Methods: This is a cross-sectional and comparative study that included 30 active UC, 20 remission UC, 10 active CD, and 10 remission CD and 30 normal controls. Gene expression of IL-38 and IL-36RA were measured by real-time polymerase chain reaction (RT-PCR) after total RNA extraction and complementary DNA was synthesized by PCR. Protein expression was detected by double-staining immunohistochemistry. Statistical analysis was performed using the SPSS 19 program by the Kruskal-Wallis One Way Analysis of Variance on Ranks Data were expressed as the median, range and mean ± SE. A P value ≤0.05 was considered as significant.

Results: The gene expression of IL-38 was increased in colonic tissue from patients with inactive UC when compared with active UC and control group (p=0.009 and p=0.008, respectively). The gene expression of IL-36Ra was significantly higher in colonic tissue of patients with active UC when compared with remission UC and non-inflamed control group (p=0.006 and p=0.007). CD14+/IL-36Ra+ pDCs were determined on higher number on submucosa, muscular, and adventitia from active CD patients compared with active UC patients and non-inflamed control tissue. A small number of epithelial cells from mucosa and perivascular lymphocytes synthesized the IL-36Ra.
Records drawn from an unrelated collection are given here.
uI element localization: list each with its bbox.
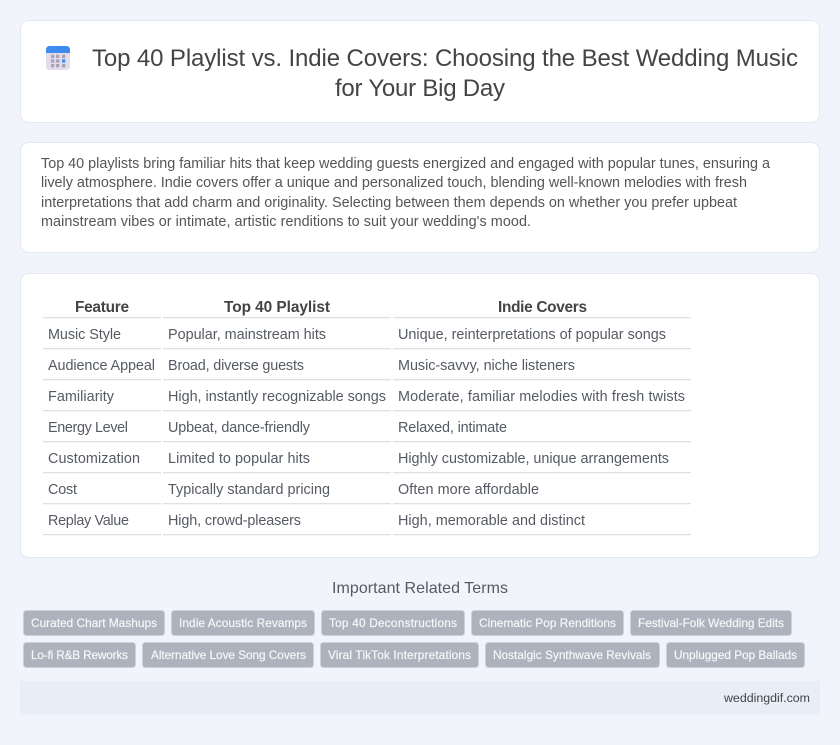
table header: Indie Covers [498,299,587,316]
related term tags [24,610,804,668]
tag: Top 40 Deconstructions [329,616,457,630]
tag: Indie Acoustic Revamps [179,616,307,630]
panel: intro paragraph [20,142,820,252]
row: replay value [48,513,585,529]
row: music style: Unique, reinterpretations of popular songs [398,327,666,343]
row: cost: Cost [48,482,77,498]
row: audience appeal [48,358,575,374]
title text: for Your Big Day [335,75,505,102]
row: customization [48,451,669,467]
tag [472,610,624,636]
tag [630,610,792,636]
row: customization: Limited to popular hits [168,451,310,467]
row: cost: Often more affordable [398,482,539,498]
tag [142,642,314,668]
row: familiarity: High, instantly recognizable songs [168,389,386,405]
title text: Top 40 Playlist vs. Indie Covers: Choosing the Best Wedding Music [92,45,798,72]
panel: comparison table [20,274,820,558]
table rules [43,317,691,535]
tag [24,642,136,668]
row: audience appeal: Broad, diverse guests [168,358,304,374]
row: energy level: Relaxed, intimate [398,420,507,436]
row: replay value: High, memorable and distinct [398,513,585,529]
row: music style: Music Style [48,327,121,343]
tag: Cinematic Pop Renditions [479,616,616,630]
tag [320,642,478,668]
tag: Viral TikTok Interpretations [328,648,471,662]
row: audience appeal: Audience Appeal [48,358,155,374]
paragraph text: lively atmosphere. Indie covers offer a unique and personalized touch, blending well-known melodies with fresh [41,175,747,191]
row: music style: Popular, mainstream hits [168,327,326,343]
heading: related terms: Important Related Terms [332,580,508,597]
paragraph text: interpretations that add charm and originality. Selecting between them depends on whether you prefer upbeat [41,195,737,211]
paragraph text: Top 40 playlists bring familiar hits that keep wedding guests energized and engaged with popular tunes, ensuring a [41,156,770,172]
tag [172,610,314,636]
row: energy level: Energy Level [48,420,128,436]
footer site name: weddingdif.com [723,691,810,705]
tag: Unplugged Pop Ballads [674,648,797,662]
row: familiarity [48,389,685,405]
row: replay value: Replay Value [48,513,129,529]
tag: Nostalgic Synthwave Revivals [493,648,651,662]
tag [666,642,804,668]
row: music style [48,327,666,343]
tag [24,610,164,636]
tag: Festival-Folk Wedding Edits [638,616,784,630]
footer [20,681,820,715]
table header: Top 40 Playlist [224,299,330,316]
tag: Lo-fi R&B Reworks [31,648,128,662]
tag: Alternative Love Song Covers [151,648,306,662]
panel: title [20,20,820,122]
row: cost [48,482,539,498]
row: cost: Typically standard pricing [168,482,330,498]
tag [322,610,464,636]
table header: Feature [75,299,129,316]
row: energy level [48,420,507,436]
row: energy level: Upbeat, dance-friendly [168,420,311,436]
tag: Curated Chart Mashups [31,616,157,630]
icon: calendar [46,46,70,70]
tag [486,642,660,668]
row: customization: Customization [48,451,140,467]
row: customization: Highly customizable, unique arrangements [398,451,669,467]
table header [75,299,587,316]
row: audience appeal: Music-savvy, niche listeners [398,358,575,374]
row: familiarity: Moderate, familiar melodies with fresh twists [398,389,685,405]
row: familiarity: Familiarity [48,389,115,405]
paragraph text: mainstream vibes or intimate, artistic renditions to suit your wedding's mood. [41,214,531,230]
row: replay value: High, crowd-pleasers [168,513,301,529]
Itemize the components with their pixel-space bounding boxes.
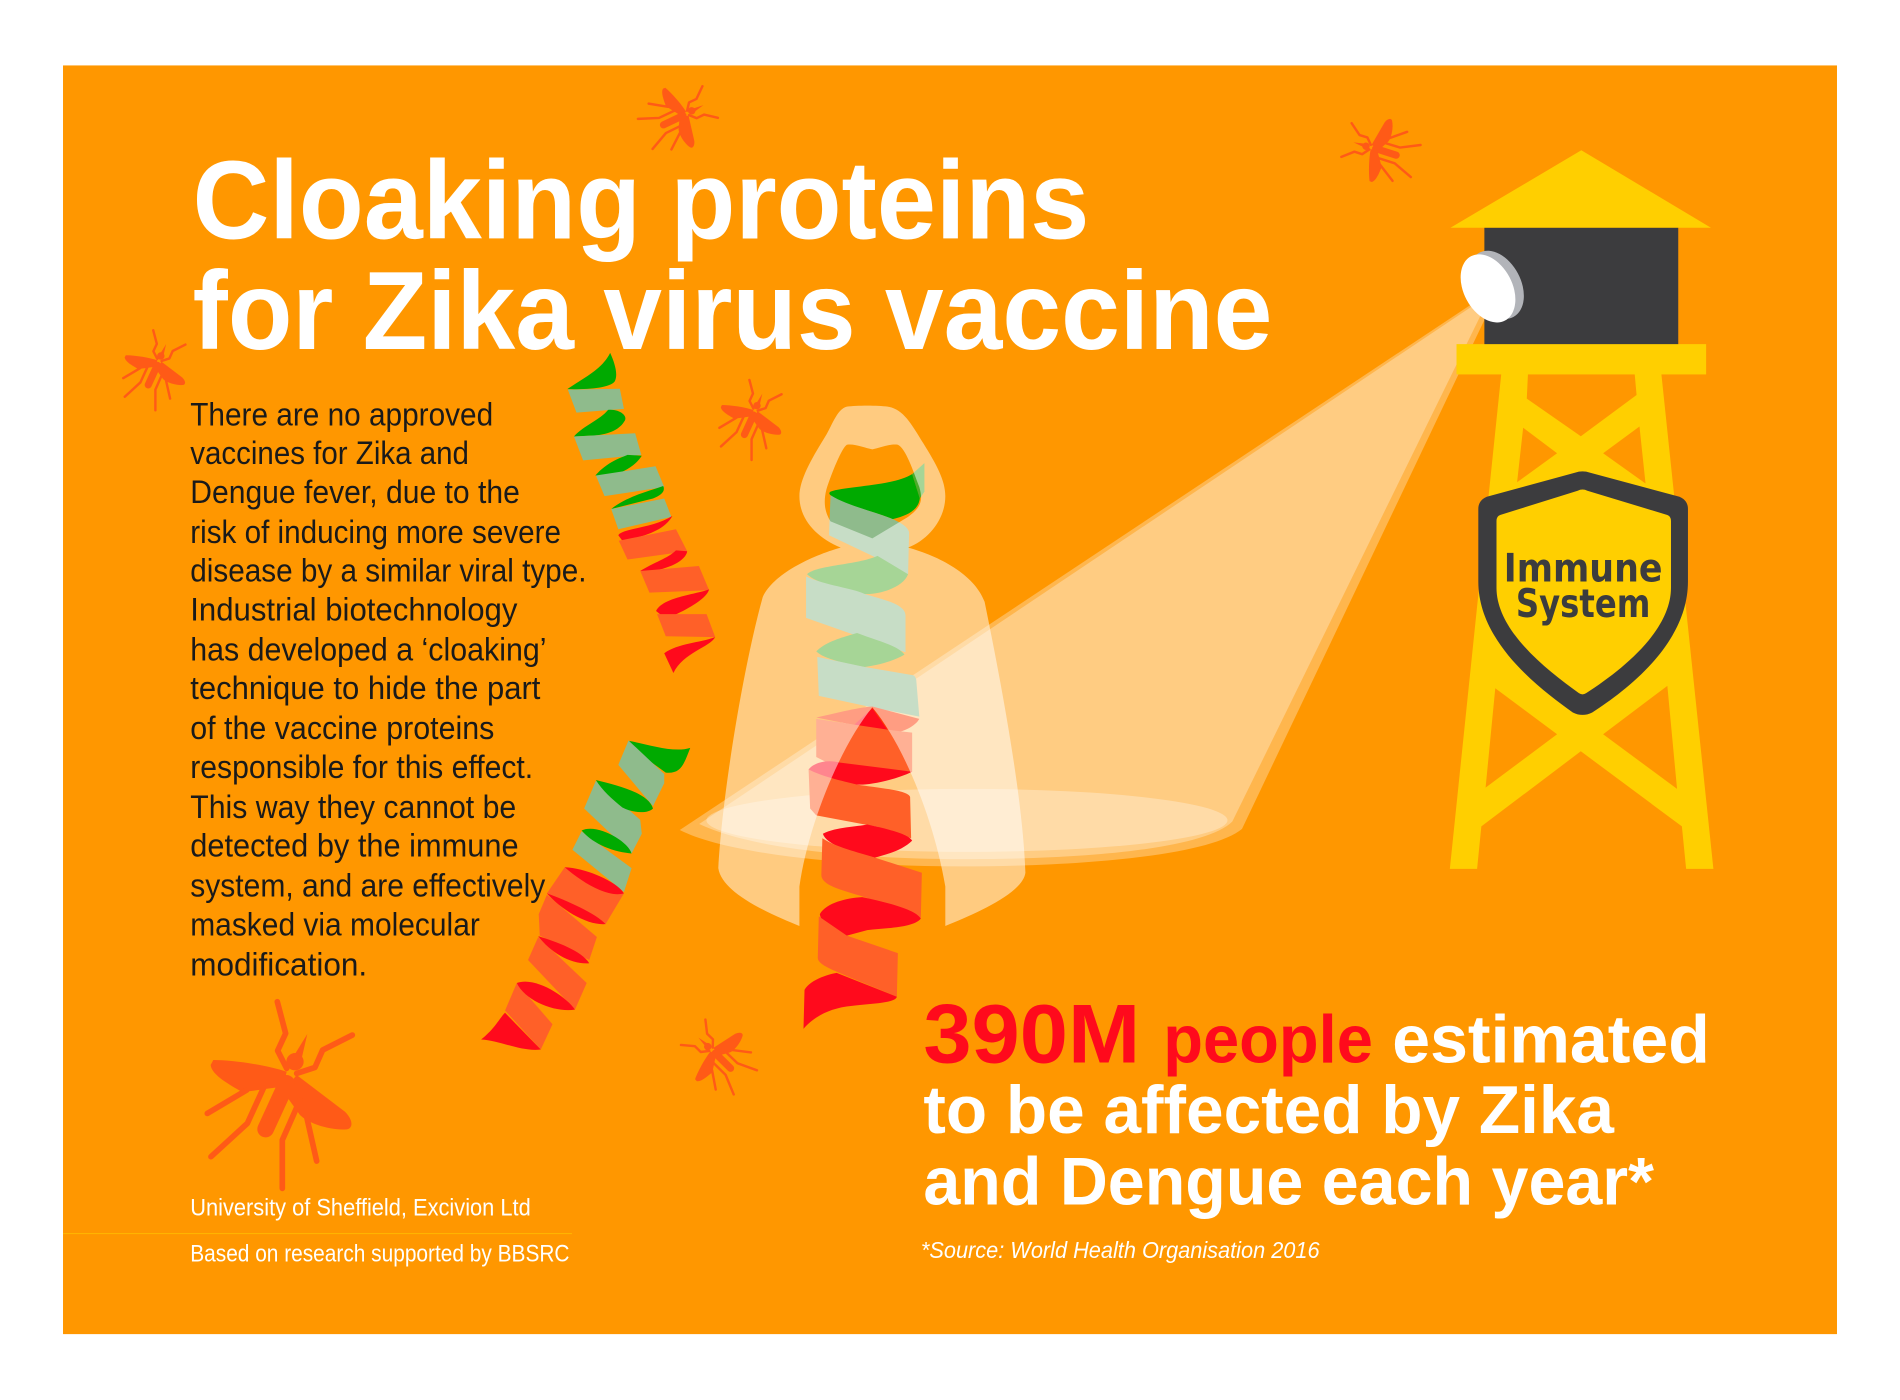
key statistic bbox=[923, 987, 1710, 1219]
tower legs and braces bbox=[1450, 373, 1713, 869]
body text: disease by a similar viral type. bbox=[190, 553, 586, 589]
helix: upper left protein bbox=[567, 353, 715, 673]
title: Cloaking proteins bbox=[193, 138, 1089, 263]
mosquito: centre bbox=[719, 380, 782, 460]
credits: Based on research supported by BBSRC bbox=[190, 1241, 570, 1267]
mosquito: top centre bbox=[628, 67, 727, 168]
body text: modification. bbox=[190, 946, 367, 982]
body text: masked via molecular bbox=[190, 906, 480, 942]
key statistic: and Dengue each year* bbox=[923, 1144, 1655, 1219]
key statistic: 390M bbox=[923, 987, 1140, 1081]
watchtower bbox=[1450, 150, 1713, 869]
body text: This way they cannot be bbox=[190, 789, 516, 825]
tower platform bbox=[1457, 344, 1706, 374]
key statistic: estimated bbox=[1392, 1003, 1710, 1078]
tower roof bbox=[1450, 150, 1711, 228]
mosquito: large bbox=[207, 1002, 352, 1188]
cloak figure bbox=[718, 406, 1025, 926]
immune system shield bbox=[1478, 471, 1688, 715]
body text: Dengue fever, due to the bbox=[190, 474, 520, 510]
body text: system, and are effectively bbox=[190, 868, 545, 904]
body text: responsible for this effect. bbox=[190, 749, 533, 785]
mosquito: left bbox=[123, 330, 185, 410]
credits: University of Sheffield, Excivion Ltd bbox=[190, 1195, 531, 1221]
tower cabin bbox=[1484, 228, 1678, 345]
shield label: Immune bbox=[1504, 547, 1662, 592]
body text bbox=[190, 396, 586, 982]
mosquito: bottom centre bbox=[671, 1015, 767, 1101]
key statistic: to be affected by Zika bbox=[923, 1073, 1615, 1148]
body text: Industrial biotechnology bbox=[190, 591, 517, 627]
body text: has developed a ‘cloaking’ bbox=[190, 631, 546, 667]
body text: detected by the immune bbox=[190, 828, 519, 864]
title bbox=[193, 138, 1272, 373]
body text: risk of inducing more severe bbox=[190, 514, 561, 550]
spotlight beam bbox=[680, 298, 1486, 866]
spotlight lamp bbox=[1450, 241, 1535, 332]
body text: of the vaccine proteins bbox=[190, 710, 494, 746]
mosquito: top right bbox=[1337, 115, 1424, 187]
helix: central protein under cloak bbox=[803, 463, 924, 1029]
body text: vaccines for Zika and bbox=[190, 435, 469, 471]
shield label bbox=[1504, 547, 1662, 627]
body text: There are no approved bbox=[190, 396, 493, 432]
body text: technique to hide the part bbox=[190, 670, 540, 706]
helix: lower left protein bbox=[481, 740, 690, 1050]
credits bbox=[63, 1195, 572, 1267]
key statistic: people bbox=[1163, 1003, 1373, 1078]
shield label: System bbox=[1516, 582, 1650, 627]
title: for Zika virus vaccine bbox=[193, 248, 1272, 373]
source note: *Source: World Health Organisation 2016 bbox=[921, 1237, 1320, 1263]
The IL-38 expression in tissue from patients with UC and CD was mostly by epithelial and connective tissue cells. Nevertheless, some perivascular inflammatory CD123- cells that expressed this cytokine. In addition, there were a small subpopulation of CD123+/IL-38-producing cells distributed along serosa, muscular, submucosa and mucosa. The IL-38-expressing cells were plentiful in serosa, muscular and submucosa from active UC compared to active CD and non-inflamed control tissue. The protein expression of IL-38 was higher in mucosa from IBD patients compared to other layers.

Conclusions: The IL-38 and IL-36Ra were increased in patients with IBD. These cytokines might represent novel therapeutic targets in patients with IBD.